Bruno Marques, que iniciou a jogar apenas em 2019, é uma das grandes promessas do Farrapos e que foi promovido ao elenco principal no ano passado. 

Para o jovem atleta, de 20 anos, a figura de Javier para ele e para os demais juvenis é muito importante, sobretudo pela confiança perpassada pelo treinador aos jogadores. “Ele foi bem importante, porque o Javi tem uma visão muito À frente, então ele vê nossos pontos fortes desde o Juvenil para que no adulto faça com que possamos usar como nossa fortaleza”, detalha Bruno, que complementa:

“É um cara bem sério em campo, então sempre passa bastante confiança, sempre está ali para apoiar a decisão tomada, dando certo ou não, sempre querendo ser campeão”, salienta. 

Foto: Kévin Sganzerla

O Rugby no Brasil 

A modalidade no Brasil não é considerada profissional, ou seja, ainda se trata de um esporte amador. Os jogadores do Farrapos, por exemplo, não ganham para atuar no clube. Pelo contrário, eles pagam uma mensalidade para fazer parte do time alviverde para auxiliar nos custos. Ou seja, se comparado a Argentina, o rugby ainda está dando os seus primeiros passos. 

A cultura do esporte é tratada de forma totalmente distinta na Argentina. No Los Tarcos, por exemplo, time o qual Javier Cardozo torce, muitos jogadores fazem do seu clube a sua casa. “A Argentina levou muitas décadas de trabalho de clubes, muito esforço voluntário, muito trabalho profissional. Quando se vai fomentando de dentro para fora isso gera um sentido de pertencimento na Argentina. O clube é a casa das pessoas. É muito mais que um jogo de rugby, é uma forma de vida que a gente escolhe, isso motiva as pessoas a treinar e melhorar para chegar ao time principal e para serem selecionados para a seleção nacional. Por isso o rugby argentino é inigualável”, relata. 

No ano passado, o Pumas ganhou pela primeira vez na história dos All Blacks na Nova Zelândia /Foto: John Davidson/Photosport

Conforme o treinador, no Brasil falta justamente esse sentimento de pertencimento. Sobretudo, Javier afirma que as ações para tornar o esporte mais popular e desenvolvido no país devem ser realizadas aos poucos e de forma constante. “Estive bastante tempo comprometido com Confederação Brasileira de Rugby (CBRu) e com projetos de desenvolvimento e, em algum momento, com o alto rendimento também.
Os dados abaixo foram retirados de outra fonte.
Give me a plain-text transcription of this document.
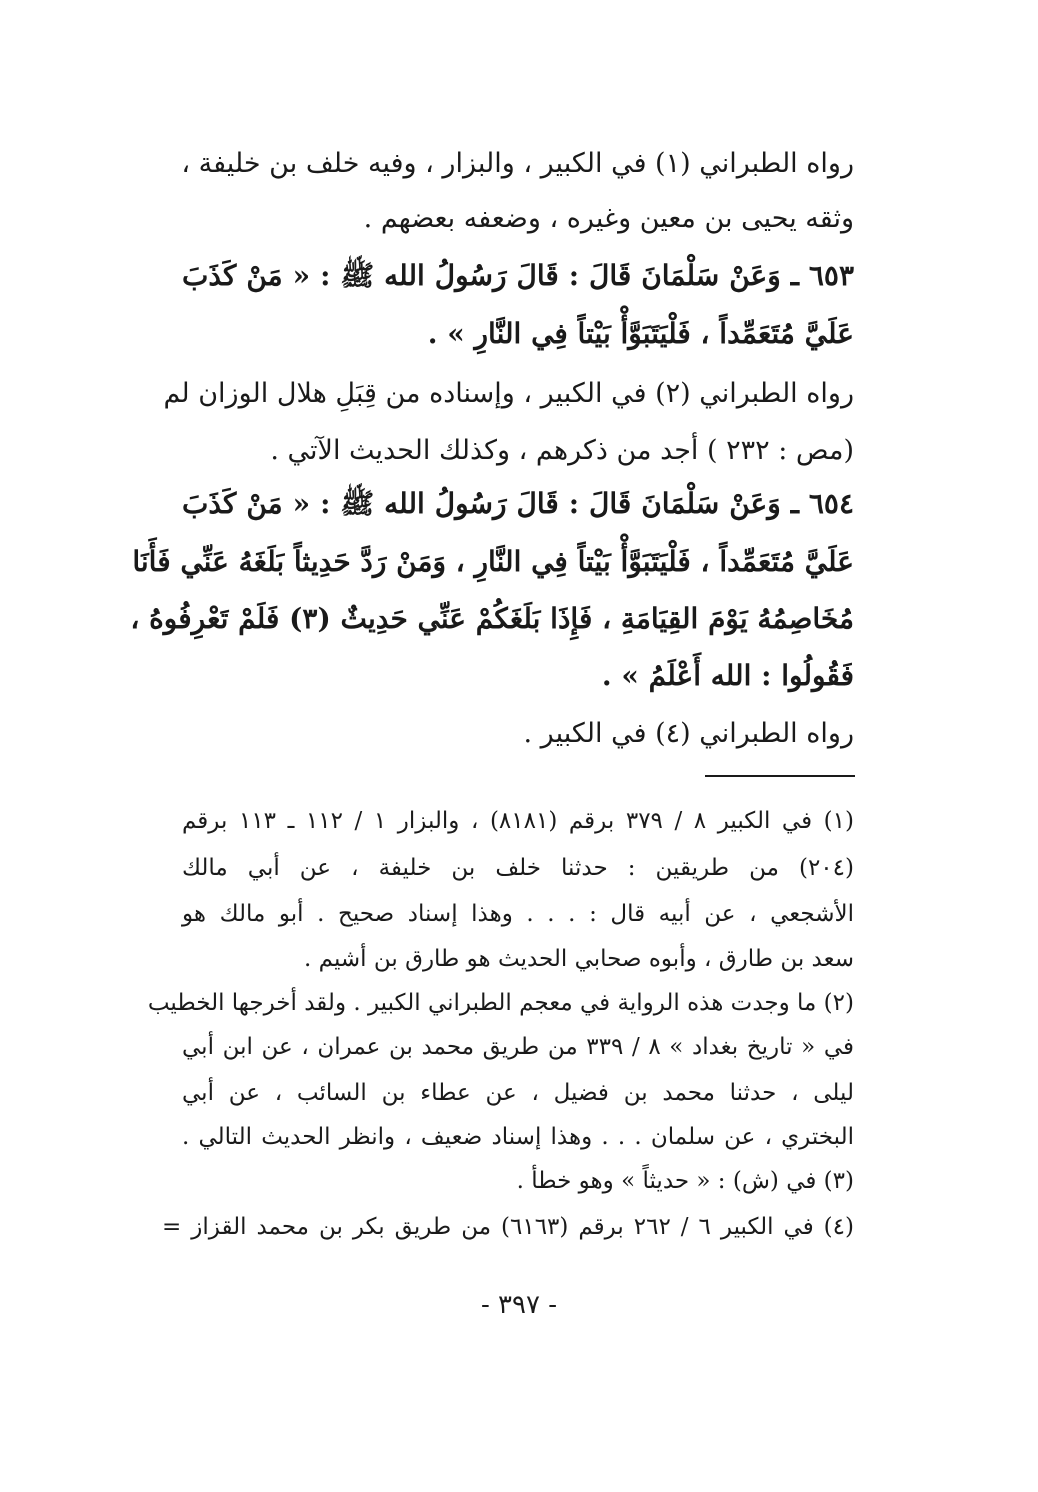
رواه الطبراني (١) في الكبير ، والبزار ، وفيه خلف بن خليفة ،
وثقه يحيى بن معين وغيره ، وضعفه بعضهم .
٦٥٣ ـ وَعَنْ سَلْمَانَ قَالَ : قَالَ رَسُولُ الله ﷺ : « مَنْ كَذَبَ
عَلَيَّ مُتَعَمِّداً ، فَلْيَتَبَوَّأْ بَيْتاً فِي النَّارِ » .
رواه الطبراني (٢) في الكبير ، وإسناده من قِبَلِ هلال الوزان لم
(مص : ٢٣٢ ) أجد من ذكرهم ، وكذلك الحديث الآتي .
٦٥٤ ـ وَعَنْ سَلْمَانَ قَالَ : قَالَ رَسُولُ الله ﷺ : « مَنْ كَذَبَ
عَلَيَّ مُتَعَمِّداً ، فَلْيَتَبَوَّأْ بَيْتاً فِي النَّارِ ، وَمَنْ رَدَّ حَدِيثاً بَلَغَهُ عَنِّي فَأَنَا
مُخَاصِمُهُ يَوْمَ القِيَامَةِ ، فَإِذَا بَلَغَكُمْ عَنِّي حَدِيثٌ (٣) فَلَمْ تَعْرِفُوهُ ،
فَقُولُوا : الله أَعْلَمُ » .
رواه الطبراني (٤) في الكبير .
(١) في الكبير ٨ / ٣٧٩ برقم (٨١٨١) ، والبزار ١ / ١١٢ ـ ١١٣ برقم
(٢٠٤) من طريقين : حدثنا خلف بن خليفة ، عن أبي مالك
الأشجعي ، عن أبيه قال : . . . وهذا إسناد صحيح . أبو مالك هو
سعد بن طارق ، وأبوه صحابي الحديث هو طارق بن أشيم .
(٢) ما وجدت هذه الرواية في معجم الطبراني الكبير . ولقد أخرجها الخطيب
في « تاريخ بغداد » ٨ / ٣٣٩ من طريق محمد بن عمران ، عن ابن أبي
ليلى ، حدثنا محمد بن فضيل ، عن عطاء بن السائب ، عن أبي
البختري ، عن سلمان . . . وهذا إسناد ضعيف ، وانظر الحديث التالي .
(٣) في (ش) : « حديثاً » وهو خطأ .
(٤) في الكبير ٦ / ٢٦٢ برقم (٦١٦٣) من طريق بكر بن محمد القزاز =
- ٣٩٧ -
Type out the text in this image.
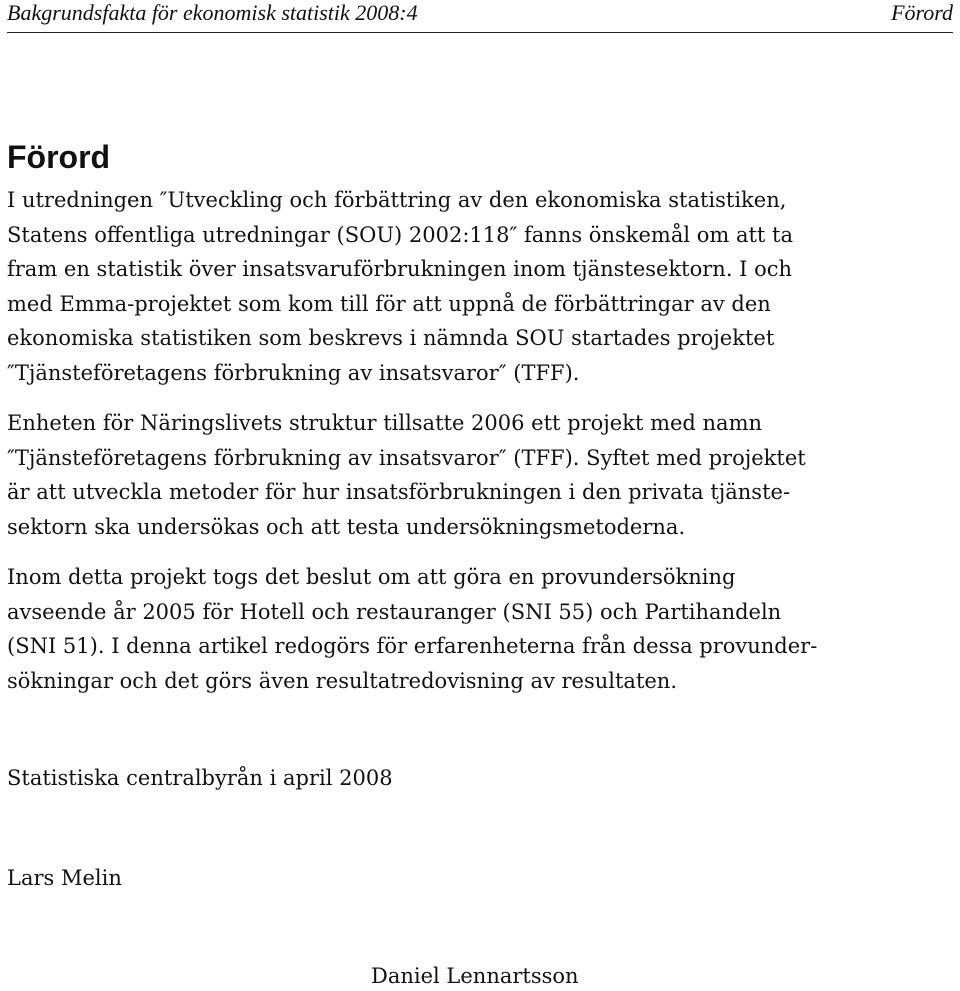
Bakgrundsfakta för ekonomisk statistik 2008:4	Förord
Förord

I utredningen ″Utveckling och förbättring av den ekonomiska statistiken,
Statens offentliga utredningar (SOU) 2002:118″ fanns önskemål om att ta
fram en statistik över insatsvaruförbrukningen inom tjänstesektorn. I och
med Emma-projektet som kom till för att uppnå de förbättringar av den
ekonomiska statistiken som beskrevs i nämnda SOU startades projektet
″Tjänsteföretagens förbrukning av insatsvaror″ (TFF).

Enheten för Näringslivets struktur tillsatte 2006 ett projekt med namn
″Tjänsteföretagens förbrukning av insatsvaror″ (TFF). Syftet med projektet
är att utveckla metoder för hur insatsförbrukningen i den privata tjänste-
sektorn ska undersökas och att testa undersökningsmetoderna.

Inom detta projekt togs det beslut om att göra en provundersökning
avseende år 2005 för Hotell och restauranger (SNI 55) och Partihandeln
(SNI 51). I denna artikel redogörs för erfarenheterna från dessa provunder-
sökningar och det görs även resultatredovisning av resultaten.

Statistiska centralbyrån i april 2008

Lars Melin

Daniel Lennartsson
Às vezes acho que as pessoas no Brasil têm muito entusiasmo e aquele entusiasmo leva a tomar decisões muito mais rápido”, opina Javier, que complementa:

“Precisamos ter paciência para chegar ao resultado e ao produto final. Já vai começar a aparecer, pois temos jogadores muito aptos, grandes treinadores, mas a palavra paciência e consistência são muito importantes. Se você tem esse sentimento de pertencimento é tudo muito fácil. Se temos clubes com 200 atletas ativos, o negócio vai rápido. Agora se você está em 30 ou 20 atletas e você não tem competições estaduais, não tem competições juvenis, é um vazio que se cria. Não temos aqui algo que é sustentável, a base da pirâmide está muito pouco estável”, pondera. 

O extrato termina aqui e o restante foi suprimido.